#track#: MXNet中faster R-CNN (2),proposal Op与ground truth 的处理

突然不知rcnn怎么操作的了,花些时间看看程序,mxnet非官方正式版的程序看起来很紧致,nice。主要关注end2end模式,有了些新的发现:

proposal Op

proposal Op后向没有实质操作,

1. 实质性的操作发生在上一步,该步中进行了逐点损失函数的建设(具体来说应该是在上步的loss中调中的ground truth 机制),可以想见,为每个点分配ground truth是一项关键步骤;

2. proposal Op中进行之前所说的IoU相关的操作,仅是整合,没有后向的条件。

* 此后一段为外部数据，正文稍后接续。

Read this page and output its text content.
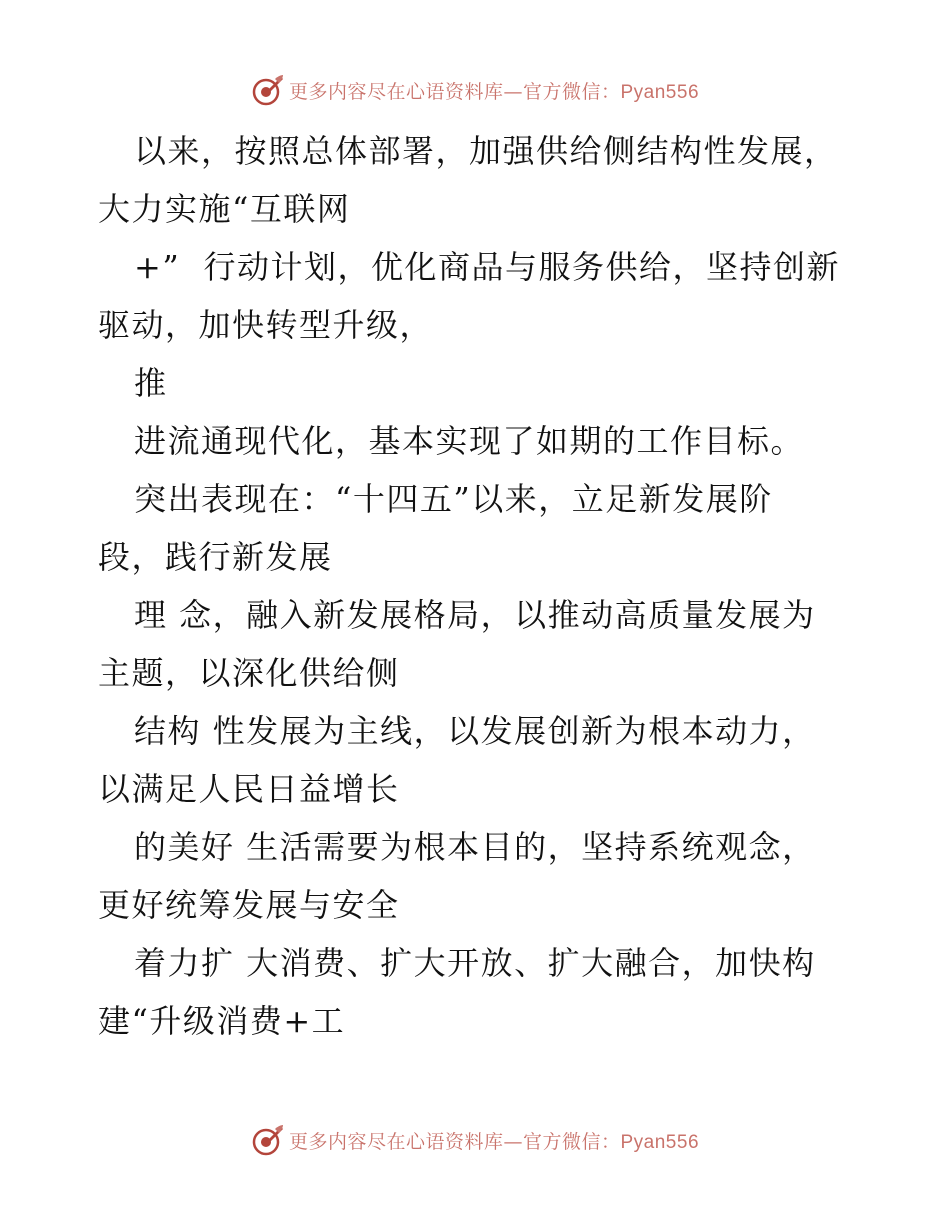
更多内容尽在心语资料库—官方微信：Pyan556
以来，按照总体部署，加强供给侧结构性发展，
大力实施“互联网
+”  行动计划，优化商品与服务供给，坚持创新
驱动，加快转型升级，
推
进流通现代化，基本实现了如期的工作目标。
突出表现在：“十四五”以来，立足新发展阶
段，践行新发展
理 念，融入新发展格局，以推动高质量发展为
主题，以深化供给侧
结构 性发展为主线，以发展创新为根本动力，
以满足人民日益增长
的美好 生活需要为根本目的，坚持系统观念，
更好统筹发展与安全
着力扩 大消费、扩大开放、扩大融合，加快构
建“升级消费+工
更多内容尽在心语资料库—官方微信：Pyan556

但会有新的问题:整合的机理应该和上一步的机理保持一定的协调性;

ground truth

先把看板抬出来:

group = mx.symbol.Custom(rois=rois, gt_boxes=gt_boxes_reshape, op_type='proposal_target',
                             num_classes=num_classes, batch_images=config.TRAIN.BATCH_IMAGES,
                             batch_rois=config.TRAIN.BATCH_ROIS, fg_fraction=config.TRAIN.FG_FRACTION)
rois = group[0]
label = group[1]
bbox_target = group[2]      # with from logarithms
bbox_weight = group[3]

# Fast R-CNN
pool5 = mx.symbol.ROIPooling(
name='roi_pool5', data=relu5_3, rois=rois, pooled_size=(7, 7), spatial_scale=1.0 / config.RCNN_FEAT_STRIDE)
# group 6
flatten = mx.symbol.Flatten(data=pool5, name="flatten")
fc6 = mx.symbol.FullyConnected(data=flatten, num_hidden=4096, name="fc6")
relu6 = mx.symbol.Activation(data=fc6, act_type="relu", name="relu6")
drop6 = mx.symbol.Dropout(data=relu6, p=0.5, name="drop6")
# group 7
fc7 = mx.symbol.FullyConnected(data=drop6, num_hidden=4096, name="fc7")
relu7 = mx.symbol.Activation(data=fc7, act_type="relu", name="relu7")
drop7 = mx.symbol.Dropout(data=relu7, p=0.5, name="drop7")
# classification
cls_score = mx.symbol.FullyConnected(name='cls_score', data=drop7, num_hidden=num_classes)
cls_prob = mx.symbol.SoftmaxOutput(name='cls_prob', data=cls_score, label=label, normalization='batch')
# bounding box regression
bbox_pred = mx.symbol.FullyConnected(name='bbox_pred', data=drop7, num_hidden=num_classes * 4)
bbox_loss_ = bbox_weight * mx.symbol.smooth_l1(name='bbox_loss_', scalar=1.0, data=(bbox_pred - bbox_target))

proposal_target Op

之前还没注意到,在proposal Op之后还有这样的一个操作。这个操作考虑了这样一个问题:

如何为后续的(进一步)回归和分类器提供样本?

 
其实仔细想想这个问题还是关键的,要使两者配合紧密,就要提供上一步输出的真实预测,但又要考虑其标签的真实性。具体操作看起来是通过选取与gt交集合适的pred_bbx进行的。

bbox_pred

ROIPooling后,对 bbox_pred的回归的输入是什么?

 # bounding box regression 见上文程序
 bbox_pred = mx.symbol.FullyConnected(name='bbox_pred', data=drop7, num_hidden=num_classes * 4)
 bbox_loss_ = bbox_weight * mx.symbol.smooth_l1(name='bbox_loss_', scalar=1.0, data=(bbox_pred - bbox_target))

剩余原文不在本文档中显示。